S’il est vrai que le calcul permet de déterminer l’ensemble des trajectoires des points d’un système matériel, les conditions qui rendent possible l’application de ce calcul à la réalité physique ne sont pas contenues dans le calcul lui-même : ces conditions initiales ne sauraient être mathématiquement déduites, mais seulement données par l’expérience. On peut facilement imaginer telles conditions qui, si elles eussent été réalisées, auraient rendu complètement impossibles l’emploi de ce calcul et la découverte de la loi de l’attraction : dans les circonstances actuelles en effet, la position d’une planète par rapport au soleil est telle que l’attraction des autres corps de l’univers sur elle est négligeable par rapport à l’attraction du soleil, si bien que le calcul n’a à considérer que l’attraction réciproque de deux masses ; mais supposons que les causes perturbatrices aient été du même ordre de grandeur que l’attraction solaire, dans ce chaos d’actions réciproques, le calcul eût été sans application.

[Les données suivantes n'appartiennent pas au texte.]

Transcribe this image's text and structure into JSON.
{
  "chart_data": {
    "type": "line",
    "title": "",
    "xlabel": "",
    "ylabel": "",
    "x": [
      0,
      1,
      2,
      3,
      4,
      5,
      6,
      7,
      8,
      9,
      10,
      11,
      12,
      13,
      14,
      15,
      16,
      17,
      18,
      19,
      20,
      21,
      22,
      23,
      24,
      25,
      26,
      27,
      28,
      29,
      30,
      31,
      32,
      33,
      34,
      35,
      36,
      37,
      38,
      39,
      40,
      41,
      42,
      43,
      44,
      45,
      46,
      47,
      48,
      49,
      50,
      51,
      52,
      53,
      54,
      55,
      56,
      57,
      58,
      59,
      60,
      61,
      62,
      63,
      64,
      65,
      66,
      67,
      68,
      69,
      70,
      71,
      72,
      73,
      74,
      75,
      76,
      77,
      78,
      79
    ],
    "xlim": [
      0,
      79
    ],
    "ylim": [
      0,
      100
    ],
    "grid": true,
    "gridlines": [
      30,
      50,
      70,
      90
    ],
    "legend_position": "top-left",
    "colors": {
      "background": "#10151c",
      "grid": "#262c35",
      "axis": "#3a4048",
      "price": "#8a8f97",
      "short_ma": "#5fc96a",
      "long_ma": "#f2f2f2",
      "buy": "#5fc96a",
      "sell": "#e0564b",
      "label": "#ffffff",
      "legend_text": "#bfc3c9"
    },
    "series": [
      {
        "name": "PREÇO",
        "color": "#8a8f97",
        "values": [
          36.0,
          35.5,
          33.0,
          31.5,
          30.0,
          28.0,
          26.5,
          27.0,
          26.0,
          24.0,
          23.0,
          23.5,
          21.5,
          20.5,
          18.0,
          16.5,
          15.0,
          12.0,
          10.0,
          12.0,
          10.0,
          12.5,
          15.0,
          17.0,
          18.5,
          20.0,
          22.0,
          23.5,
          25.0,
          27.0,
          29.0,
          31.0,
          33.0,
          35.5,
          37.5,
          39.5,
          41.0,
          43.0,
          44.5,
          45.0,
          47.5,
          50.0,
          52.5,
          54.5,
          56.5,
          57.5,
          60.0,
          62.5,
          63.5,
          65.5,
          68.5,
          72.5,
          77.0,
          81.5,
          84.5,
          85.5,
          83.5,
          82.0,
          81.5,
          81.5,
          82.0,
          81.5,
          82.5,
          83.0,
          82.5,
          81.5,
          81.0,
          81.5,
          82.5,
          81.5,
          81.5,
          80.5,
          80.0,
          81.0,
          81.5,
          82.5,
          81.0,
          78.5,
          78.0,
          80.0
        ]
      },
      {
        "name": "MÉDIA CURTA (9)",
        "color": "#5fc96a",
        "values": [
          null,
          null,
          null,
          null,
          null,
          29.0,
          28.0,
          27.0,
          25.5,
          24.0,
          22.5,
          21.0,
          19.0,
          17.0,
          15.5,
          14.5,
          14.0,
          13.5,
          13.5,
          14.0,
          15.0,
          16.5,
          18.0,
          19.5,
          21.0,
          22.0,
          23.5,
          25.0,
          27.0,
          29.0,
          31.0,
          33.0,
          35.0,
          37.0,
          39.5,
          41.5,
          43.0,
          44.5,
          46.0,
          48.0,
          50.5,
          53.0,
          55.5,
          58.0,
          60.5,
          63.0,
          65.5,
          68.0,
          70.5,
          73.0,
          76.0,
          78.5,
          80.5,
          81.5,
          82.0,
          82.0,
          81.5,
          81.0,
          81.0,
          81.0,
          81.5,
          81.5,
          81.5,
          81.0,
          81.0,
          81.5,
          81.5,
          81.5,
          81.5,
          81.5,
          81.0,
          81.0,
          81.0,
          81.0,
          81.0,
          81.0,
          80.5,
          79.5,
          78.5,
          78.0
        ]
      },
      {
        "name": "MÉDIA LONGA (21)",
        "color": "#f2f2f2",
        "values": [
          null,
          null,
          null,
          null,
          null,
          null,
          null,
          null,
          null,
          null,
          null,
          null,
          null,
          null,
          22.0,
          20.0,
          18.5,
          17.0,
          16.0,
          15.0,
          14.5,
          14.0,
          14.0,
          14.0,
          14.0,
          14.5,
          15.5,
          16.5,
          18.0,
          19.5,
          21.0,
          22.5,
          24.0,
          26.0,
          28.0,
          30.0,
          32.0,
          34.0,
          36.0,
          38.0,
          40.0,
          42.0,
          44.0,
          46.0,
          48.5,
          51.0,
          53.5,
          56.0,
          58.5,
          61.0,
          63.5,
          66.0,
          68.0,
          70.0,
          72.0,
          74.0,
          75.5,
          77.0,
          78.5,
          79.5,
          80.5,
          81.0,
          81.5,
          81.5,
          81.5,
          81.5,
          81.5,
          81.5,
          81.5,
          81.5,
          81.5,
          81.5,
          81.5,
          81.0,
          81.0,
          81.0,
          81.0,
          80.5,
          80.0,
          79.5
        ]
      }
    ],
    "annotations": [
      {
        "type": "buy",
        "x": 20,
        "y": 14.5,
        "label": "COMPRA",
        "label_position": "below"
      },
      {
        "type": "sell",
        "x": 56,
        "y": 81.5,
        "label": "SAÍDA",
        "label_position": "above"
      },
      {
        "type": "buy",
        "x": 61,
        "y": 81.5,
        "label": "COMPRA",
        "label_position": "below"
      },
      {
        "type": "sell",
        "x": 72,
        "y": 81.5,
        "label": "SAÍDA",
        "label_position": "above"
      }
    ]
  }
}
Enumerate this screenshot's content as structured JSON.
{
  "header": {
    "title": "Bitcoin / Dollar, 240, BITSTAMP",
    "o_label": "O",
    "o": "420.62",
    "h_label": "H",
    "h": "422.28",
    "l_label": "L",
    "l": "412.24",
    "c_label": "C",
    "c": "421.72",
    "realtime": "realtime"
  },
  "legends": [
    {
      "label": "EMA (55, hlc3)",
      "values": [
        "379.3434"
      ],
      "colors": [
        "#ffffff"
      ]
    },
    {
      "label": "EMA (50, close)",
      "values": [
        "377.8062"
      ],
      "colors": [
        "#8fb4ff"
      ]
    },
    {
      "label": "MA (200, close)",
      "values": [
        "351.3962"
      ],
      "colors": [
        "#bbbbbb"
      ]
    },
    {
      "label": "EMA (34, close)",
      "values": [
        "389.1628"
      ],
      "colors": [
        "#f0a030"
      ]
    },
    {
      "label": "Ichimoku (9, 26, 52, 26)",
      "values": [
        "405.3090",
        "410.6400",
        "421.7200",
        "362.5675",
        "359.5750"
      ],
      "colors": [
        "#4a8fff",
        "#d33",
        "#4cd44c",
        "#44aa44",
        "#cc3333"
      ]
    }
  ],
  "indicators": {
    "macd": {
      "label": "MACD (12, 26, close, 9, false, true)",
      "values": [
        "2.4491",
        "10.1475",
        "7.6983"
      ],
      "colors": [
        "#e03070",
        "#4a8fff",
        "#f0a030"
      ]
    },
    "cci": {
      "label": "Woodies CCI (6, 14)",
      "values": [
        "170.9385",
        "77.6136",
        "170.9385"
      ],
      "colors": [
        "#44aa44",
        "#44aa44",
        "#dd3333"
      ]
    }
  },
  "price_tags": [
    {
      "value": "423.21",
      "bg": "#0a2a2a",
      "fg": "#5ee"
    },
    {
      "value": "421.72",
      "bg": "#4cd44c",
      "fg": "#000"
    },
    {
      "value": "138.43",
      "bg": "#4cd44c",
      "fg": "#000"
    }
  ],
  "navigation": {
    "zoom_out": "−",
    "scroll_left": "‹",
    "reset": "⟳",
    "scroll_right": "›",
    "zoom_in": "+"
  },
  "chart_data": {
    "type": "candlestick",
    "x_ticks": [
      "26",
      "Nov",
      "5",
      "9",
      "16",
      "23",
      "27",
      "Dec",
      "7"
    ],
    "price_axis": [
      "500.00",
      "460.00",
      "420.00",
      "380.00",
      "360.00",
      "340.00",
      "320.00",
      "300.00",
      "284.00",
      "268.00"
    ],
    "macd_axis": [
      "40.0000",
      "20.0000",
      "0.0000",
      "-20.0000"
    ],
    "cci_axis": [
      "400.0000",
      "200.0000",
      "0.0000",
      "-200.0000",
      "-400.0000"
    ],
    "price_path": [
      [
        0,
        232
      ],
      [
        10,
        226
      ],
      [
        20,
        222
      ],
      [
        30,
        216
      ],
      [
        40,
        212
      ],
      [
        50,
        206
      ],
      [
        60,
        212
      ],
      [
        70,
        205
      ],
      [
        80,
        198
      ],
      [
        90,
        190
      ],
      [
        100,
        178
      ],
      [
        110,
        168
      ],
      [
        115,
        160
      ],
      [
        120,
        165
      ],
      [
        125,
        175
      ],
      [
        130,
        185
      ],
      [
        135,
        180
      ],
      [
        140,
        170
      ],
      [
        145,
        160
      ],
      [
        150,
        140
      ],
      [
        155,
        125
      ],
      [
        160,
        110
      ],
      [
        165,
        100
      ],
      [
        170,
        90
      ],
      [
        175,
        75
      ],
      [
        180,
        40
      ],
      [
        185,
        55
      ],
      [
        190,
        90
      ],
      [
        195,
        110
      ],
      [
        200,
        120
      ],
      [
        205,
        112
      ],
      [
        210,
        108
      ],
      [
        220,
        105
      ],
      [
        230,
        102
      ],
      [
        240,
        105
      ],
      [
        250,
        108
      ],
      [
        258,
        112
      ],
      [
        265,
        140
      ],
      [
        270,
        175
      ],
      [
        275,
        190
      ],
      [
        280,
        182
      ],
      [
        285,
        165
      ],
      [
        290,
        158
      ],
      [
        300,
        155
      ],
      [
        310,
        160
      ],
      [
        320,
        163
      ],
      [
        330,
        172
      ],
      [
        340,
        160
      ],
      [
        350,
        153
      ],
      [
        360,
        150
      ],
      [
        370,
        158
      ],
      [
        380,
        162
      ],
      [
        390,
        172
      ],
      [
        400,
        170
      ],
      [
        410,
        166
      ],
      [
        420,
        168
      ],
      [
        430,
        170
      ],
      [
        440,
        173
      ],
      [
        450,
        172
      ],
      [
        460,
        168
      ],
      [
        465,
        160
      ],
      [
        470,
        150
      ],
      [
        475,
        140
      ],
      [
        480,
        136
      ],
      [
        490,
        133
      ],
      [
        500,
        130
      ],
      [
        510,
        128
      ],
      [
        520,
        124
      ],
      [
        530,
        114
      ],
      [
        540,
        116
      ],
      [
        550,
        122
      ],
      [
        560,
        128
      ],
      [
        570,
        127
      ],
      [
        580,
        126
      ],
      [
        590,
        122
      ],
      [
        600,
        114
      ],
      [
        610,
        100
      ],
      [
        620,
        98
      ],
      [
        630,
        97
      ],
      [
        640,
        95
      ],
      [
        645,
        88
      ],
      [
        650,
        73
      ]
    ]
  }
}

Autrement dit, il n’y a pas d’autre explication des phénomènes que le calcul mis en œuvre, qui seul rend compte de leur intelligibilité ; mais, en même temps, la solution « mathématique » des problèmes de mécanique céleste exige des données mécaniquement inexplicables.

Tout se passe comme si, quand il s’agit de la connaissance de la nature, l’intelligibilité des phénomènes laissait place vide à l’intelligence des causes.

Newton a déclaré, de façon répétée, que toutes les « hypothèses » des cartésiens, c’est-à-dire les structures mécaniques imaginées pour rendre raison des phénomènes, devaient être évitées dans la philosophie expérimentale. Non fingo hypotheses, c’est-à-dire je n’invente aucune de ces causes qui sans doute peuvent rendre raison des phénomènes, mais qui sont seulement vraisemblables. Newton n’admet d’autre cause que celle qui peut être « déduite des phénomènes eux-mêmes ».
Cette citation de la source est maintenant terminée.